Comment j'en suis arrivé là
Le master
Marketing et commerce. C'est là que j'apprends à construire un discours, pas seulement une page web.
Le premier site
Pendant mon alternance dans un groupe agroalimentaire du Lot, je reçois une formation et je réalise mon premier site : celui du groupe.
L'Australie
Un an et demi de voyage, pour apprendre la langue.
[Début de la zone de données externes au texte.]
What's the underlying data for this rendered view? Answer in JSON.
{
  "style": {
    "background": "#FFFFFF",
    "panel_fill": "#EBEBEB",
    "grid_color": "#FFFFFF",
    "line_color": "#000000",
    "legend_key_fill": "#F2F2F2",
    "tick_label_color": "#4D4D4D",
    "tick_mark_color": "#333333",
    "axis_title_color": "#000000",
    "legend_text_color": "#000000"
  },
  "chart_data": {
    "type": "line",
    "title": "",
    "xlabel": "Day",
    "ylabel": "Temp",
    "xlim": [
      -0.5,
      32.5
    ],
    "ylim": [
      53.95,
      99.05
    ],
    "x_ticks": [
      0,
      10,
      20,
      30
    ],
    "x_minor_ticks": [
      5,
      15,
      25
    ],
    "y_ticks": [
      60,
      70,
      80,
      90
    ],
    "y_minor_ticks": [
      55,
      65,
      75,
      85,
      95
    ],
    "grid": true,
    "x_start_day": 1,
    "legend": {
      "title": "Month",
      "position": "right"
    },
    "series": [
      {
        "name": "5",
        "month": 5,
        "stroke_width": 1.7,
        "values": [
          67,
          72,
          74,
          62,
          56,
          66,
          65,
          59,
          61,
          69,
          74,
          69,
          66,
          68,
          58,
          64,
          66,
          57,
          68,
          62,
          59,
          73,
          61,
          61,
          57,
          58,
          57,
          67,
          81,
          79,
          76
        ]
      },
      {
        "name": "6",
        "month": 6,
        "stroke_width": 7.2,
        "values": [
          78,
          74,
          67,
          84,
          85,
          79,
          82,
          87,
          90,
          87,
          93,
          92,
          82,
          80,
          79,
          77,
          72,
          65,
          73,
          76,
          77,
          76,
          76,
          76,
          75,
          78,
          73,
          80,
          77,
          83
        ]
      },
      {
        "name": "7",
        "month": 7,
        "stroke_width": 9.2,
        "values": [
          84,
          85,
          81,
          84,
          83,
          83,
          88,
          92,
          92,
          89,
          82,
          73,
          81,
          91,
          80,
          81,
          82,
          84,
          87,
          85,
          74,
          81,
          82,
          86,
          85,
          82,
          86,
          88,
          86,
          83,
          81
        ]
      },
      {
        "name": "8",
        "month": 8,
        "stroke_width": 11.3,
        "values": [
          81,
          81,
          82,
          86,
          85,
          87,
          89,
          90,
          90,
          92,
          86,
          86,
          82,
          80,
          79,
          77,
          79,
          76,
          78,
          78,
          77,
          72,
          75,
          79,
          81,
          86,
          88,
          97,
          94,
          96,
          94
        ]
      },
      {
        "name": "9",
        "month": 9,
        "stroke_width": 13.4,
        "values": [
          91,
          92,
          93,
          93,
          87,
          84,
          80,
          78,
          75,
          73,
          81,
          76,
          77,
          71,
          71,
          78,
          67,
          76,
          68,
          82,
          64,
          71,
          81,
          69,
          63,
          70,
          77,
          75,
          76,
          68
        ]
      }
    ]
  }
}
Puis le retour dans le Lot, avec l'idée de rester.
CDI à Figeac
Je gère la communication digitale d'un groupe de transport et de voyage : réseaux sociaux, site, newsletter, montage vidéo.
Le premier site de mon entreprise, c'était celui de mon père.
Mon père et mon oncle sont jumeaux, chanteurs en Aveyron, intermittents du spectacle. Le premier site que j'ai créé à mon compte, c'est le leur : lesjumeaux.fr.
C'est l'anecdote qui dit tout en une phrase : je suis d'ici, en famille, et j'ai commencé par aider les miens. Depuis, une dizaine d'autres sites ont suivi — pour des artisans, des gîtes, une mairie, un cabinet médical.
Ce que j'aime dans ce métier : construire une vraie vitrine, une identité, un parcours utilisateur fluide. Pas remplir un modèle.
Il n'y a pas de startups dans le Lot.
Il y a des gens avec un savoir-faire réel et aucun moyen de le montrer. Des artisans, des indépendants, des associations et des gîtes qui n'ont ni le temps de s'en occuper, ni les connaissances pour créer un site.
Je fais de la communication digitale pour un groupe toute la journée. Le soir, je fais la même chose pour les entreprises de ma région — au prix qu'elles peuvent payer.
Je reste ici pour ma famille, mes amis, mon club de foot, mon CDI à Figeac, et ma compagne qui travaille à Lacapelle-Marival.